Airbus chief Tom Enders conceded in a newspaper interview on Sunday that some of the "massive problems" dogging the European airplane manufacturer's new military transporter, the A400M, were of the group's own making.
"We underestimated the engine problems," Enders told the Sunday newspaper Bild am Sonntag.
At the start of the programme, Airbus had "let itself be persuaded by some well-known European leaders into using an engine made by an inexperienced consortium," Enders said.
Furthermore, it had let itself be roped into assuming full responsibility for this new type of turbo-prop engine, he continued.
"These are two massive problems which we're now paying for."

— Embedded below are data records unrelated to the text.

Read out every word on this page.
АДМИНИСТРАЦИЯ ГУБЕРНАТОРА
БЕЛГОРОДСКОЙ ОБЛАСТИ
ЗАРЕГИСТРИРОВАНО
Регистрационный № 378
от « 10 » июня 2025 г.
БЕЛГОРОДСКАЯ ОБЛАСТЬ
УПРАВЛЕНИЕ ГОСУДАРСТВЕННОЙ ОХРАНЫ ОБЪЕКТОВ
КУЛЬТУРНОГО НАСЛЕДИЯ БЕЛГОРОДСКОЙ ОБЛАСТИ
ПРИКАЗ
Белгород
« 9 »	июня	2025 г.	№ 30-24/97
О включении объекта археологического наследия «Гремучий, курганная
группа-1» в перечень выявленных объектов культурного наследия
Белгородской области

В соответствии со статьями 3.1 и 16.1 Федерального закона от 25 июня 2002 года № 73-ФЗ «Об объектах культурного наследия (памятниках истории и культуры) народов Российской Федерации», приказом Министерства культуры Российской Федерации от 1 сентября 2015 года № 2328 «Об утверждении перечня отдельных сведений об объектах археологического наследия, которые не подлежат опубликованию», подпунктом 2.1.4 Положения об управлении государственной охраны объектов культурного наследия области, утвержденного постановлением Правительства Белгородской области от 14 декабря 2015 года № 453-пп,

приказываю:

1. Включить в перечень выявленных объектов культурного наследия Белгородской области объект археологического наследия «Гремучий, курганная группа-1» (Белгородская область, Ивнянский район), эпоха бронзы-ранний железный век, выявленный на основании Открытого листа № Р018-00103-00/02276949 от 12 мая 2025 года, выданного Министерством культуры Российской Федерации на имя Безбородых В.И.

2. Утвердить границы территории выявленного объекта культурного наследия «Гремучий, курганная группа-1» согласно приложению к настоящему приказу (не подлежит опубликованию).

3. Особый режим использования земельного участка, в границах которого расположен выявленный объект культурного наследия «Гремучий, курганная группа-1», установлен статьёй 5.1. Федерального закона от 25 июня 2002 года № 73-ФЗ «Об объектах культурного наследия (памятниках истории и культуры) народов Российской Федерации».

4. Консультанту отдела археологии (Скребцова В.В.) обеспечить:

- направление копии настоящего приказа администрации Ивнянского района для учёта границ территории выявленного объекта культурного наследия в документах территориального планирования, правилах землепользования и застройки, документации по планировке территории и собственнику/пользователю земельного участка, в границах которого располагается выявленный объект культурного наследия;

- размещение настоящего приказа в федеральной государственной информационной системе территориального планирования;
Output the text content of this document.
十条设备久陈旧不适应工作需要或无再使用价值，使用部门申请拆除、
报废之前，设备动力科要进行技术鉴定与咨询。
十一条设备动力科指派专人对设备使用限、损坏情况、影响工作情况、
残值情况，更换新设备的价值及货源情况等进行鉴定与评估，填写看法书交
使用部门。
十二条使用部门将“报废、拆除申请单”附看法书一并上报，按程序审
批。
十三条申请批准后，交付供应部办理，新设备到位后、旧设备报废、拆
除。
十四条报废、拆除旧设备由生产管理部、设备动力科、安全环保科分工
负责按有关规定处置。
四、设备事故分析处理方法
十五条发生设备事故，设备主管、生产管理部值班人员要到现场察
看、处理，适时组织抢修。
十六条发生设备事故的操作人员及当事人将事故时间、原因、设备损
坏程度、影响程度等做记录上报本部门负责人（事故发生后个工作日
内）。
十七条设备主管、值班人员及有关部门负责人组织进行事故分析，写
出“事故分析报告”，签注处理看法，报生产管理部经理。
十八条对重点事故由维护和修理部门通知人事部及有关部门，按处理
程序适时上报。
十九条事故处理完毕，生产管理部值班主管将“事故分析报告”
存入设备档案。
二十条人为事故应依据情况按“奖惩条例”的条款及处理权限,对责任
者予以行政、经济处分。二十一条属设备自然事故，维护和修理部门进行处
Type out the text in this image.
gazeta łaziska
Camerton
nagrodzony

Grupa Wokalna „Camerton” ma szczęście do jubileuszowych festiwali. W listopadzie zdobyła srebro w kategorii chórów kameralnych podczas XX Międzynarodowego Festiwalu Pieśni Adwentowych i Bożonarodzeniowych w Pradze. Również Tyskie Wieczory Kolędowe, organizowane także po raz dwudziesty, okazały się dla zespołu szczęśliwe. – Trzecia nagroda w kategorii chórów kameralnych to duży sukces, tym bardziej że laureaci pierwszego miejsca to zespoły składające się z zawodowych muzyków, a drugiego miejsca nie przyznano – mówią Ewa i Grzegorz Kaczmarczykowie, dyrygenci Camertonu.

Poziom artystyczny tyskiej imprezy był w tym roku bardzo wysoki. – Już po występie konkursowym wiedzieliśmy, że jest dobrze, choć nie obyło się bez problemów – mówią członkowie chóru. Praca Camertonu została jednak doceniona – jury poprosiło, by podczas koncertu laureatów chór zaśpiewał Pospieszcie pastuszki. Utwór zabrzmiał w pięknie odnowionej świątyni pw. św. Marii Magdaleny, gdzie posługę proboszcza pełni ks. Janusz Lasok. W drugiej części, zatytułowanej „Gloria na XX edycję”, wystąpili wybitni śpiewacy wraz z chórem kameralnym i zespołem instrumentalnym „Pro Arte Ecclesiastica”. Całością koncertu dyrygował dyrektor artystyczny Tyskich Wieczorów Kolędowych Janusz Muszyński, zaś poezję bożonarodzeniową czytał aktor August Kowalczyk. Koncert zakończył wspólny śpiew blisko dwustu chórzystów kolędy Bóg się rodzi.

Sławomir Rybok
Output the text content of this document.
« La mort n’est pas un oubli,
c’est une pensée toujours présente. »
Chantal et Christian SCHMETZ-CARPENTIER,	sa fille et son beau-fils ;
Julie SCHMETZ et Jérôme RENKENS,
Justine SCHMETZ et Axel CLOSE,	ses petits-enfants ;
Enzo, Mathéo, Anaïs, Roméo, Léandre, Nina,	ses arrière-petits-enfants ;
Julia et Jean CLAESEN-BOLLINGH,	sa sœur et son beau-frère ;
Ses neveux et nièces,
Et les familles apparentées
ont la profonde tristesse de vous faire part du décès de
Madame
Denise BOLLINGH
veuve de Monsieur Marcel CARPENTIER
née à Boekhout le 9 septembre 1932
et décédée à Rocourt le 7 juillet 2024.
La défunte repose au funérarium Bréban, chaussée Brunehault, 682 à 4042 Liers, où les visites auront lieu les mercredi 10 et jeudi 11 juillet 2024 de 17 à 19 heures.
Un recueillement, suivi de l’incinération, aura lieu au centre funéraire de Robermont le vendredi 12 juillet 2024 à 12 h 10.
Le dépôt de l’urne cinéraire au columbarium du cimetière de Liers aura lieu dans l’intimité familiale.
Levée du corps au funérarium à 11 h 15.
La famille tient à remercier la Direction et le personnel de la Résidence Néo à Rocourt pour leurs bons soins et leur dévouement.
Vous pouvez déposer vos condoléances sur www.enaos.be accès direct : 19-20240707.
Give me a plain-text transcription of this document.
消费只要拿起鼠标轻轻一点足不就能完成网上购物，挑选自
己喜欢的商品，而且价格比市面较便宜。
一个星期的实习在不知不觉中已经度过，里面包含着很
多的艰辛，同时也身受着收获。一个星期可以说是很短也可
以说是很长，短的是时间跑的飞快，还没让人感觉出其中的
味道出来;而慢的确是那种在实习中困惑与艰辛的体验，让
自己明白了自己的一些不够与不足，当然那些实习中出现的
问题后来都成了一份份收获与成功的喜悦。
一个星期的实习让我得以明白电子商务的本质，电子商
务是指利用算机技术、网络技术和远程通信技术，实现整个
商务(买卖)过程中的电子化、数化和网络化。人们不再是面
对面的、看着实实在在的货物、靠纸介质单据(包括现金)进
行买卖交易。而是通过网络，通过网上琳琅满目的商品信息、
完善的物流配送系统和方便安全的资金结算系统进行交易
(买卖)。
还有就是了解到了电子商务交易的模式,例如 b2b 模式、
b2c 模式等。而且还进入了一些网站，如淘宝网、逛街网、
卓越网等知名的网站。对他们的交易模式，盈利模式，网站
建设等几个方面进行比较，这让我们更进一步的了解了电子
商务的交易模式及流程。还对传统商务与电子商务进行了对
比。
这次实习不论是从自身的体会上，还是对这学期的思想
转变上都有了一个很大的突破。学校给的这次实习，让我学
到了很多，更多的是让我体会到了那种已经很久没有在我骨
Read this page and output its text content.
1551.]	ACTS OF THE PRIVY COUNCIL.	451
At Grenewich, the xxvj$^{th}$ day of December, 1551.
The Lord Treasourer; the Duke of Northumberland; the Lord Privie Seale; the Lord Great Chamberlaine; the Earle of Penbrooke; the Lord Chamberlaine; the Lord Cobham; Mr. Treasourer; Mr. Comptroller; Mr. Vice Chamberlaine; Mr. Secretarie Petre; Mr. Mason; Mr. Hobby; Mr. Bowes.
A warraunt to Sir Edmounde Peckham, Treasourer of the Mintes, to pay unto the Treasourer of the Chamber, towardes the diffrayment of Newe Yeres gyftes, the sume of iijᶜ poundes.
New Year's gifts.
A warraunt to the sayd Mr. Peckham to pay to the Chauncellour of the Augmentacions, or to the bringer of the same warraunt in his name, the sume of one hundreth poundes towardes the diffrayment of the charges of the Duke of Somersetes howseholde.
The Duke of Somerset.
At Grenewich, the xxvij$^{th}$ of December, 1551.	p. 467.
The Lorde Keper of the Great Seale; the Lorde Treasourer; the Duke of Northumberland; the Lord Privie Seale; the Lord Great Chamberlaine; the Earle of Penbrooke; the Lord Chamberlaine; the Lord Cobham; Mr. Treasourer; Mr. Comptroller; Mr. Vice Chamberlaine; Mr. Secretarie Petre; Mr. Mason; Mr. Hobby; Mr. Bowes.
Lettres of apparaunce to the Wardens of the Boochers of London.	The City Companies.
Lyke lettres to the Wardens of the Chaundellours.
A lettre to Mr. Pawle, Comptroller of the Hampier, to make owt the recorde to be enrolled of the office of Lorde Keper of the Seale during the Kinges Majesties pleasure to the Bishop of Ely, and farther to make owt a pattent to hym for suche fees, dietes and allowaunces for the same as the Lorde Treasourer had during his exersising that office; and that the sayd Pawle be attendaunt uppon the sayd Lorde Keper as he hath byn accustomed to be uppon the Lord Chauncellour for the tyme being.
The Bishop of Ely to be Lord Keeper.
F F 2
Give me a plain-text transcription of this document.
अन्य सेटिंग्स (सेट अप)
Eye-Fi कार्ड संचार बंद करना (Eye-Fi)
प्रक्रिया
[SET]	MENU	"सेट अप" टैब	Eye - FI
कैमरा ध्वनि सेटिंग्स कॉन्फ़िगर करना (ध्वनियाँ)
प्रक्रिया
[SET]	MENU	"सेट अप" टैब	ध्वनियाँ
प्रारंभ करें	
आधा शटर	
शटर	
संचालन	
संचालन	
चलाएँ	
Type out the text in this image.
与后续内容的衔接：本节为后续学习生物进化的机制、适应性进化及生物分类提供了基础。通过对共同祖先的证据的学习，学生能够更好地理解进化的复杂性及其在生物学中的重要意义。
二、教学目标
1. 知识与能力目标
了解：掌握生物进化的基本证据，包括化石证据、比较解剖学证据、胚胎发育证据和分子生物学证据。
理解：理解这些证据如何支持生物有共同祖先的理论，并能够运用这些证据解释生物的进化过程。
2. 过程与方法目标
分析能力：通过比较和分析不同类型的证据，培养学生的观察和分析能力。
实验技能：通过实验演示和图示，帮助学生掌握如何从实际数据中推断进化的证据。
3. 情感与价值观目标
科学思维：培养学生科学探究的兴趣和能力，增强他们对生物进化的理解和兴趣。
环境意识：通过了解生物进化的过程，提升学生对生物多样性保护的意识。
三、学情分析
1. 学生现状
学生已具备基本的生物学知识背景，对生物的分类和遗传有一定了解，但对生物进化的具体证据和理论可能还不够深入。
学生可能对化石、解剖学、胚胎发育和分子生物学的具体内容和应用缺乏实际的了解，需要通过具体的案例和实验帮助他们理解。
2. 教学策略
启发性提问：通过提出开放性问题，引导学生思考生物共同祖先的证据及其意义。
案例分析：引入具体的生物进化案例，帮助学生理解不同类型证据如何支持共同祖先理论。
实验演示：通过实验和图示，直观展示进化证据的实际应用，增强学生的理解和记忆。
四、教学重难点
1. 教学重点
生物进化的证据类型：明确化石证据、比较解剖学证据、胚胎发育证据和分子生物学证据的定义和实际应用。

But in addition to the "insufficient quality of the supplier... home-made problems are also playing a role," Enders said.
Despite delivery delays and limitations in its operational readiness, Enders said governments should not start looking for alternatives.
"To write off the A400M would be the biggest mistake, because this plane has enormous potential," Enders said.
One day, the new transporter would "form the backbone of the European transporter fleets" and would be an exporting success, he argued.
The A400M is to replace the German army's ageing Transall aircraft.
The new military transport was commissioned jointly in 2003 by the governments of Germany, Belgium, France, Britain, Luxembourg, Spain and Turkey.
Originally planned for launch in 2011, its delivery was substantially delayed by a string of technical problems and different requests from the governments.
And new faults were discovered in the propellor engines earlier this year.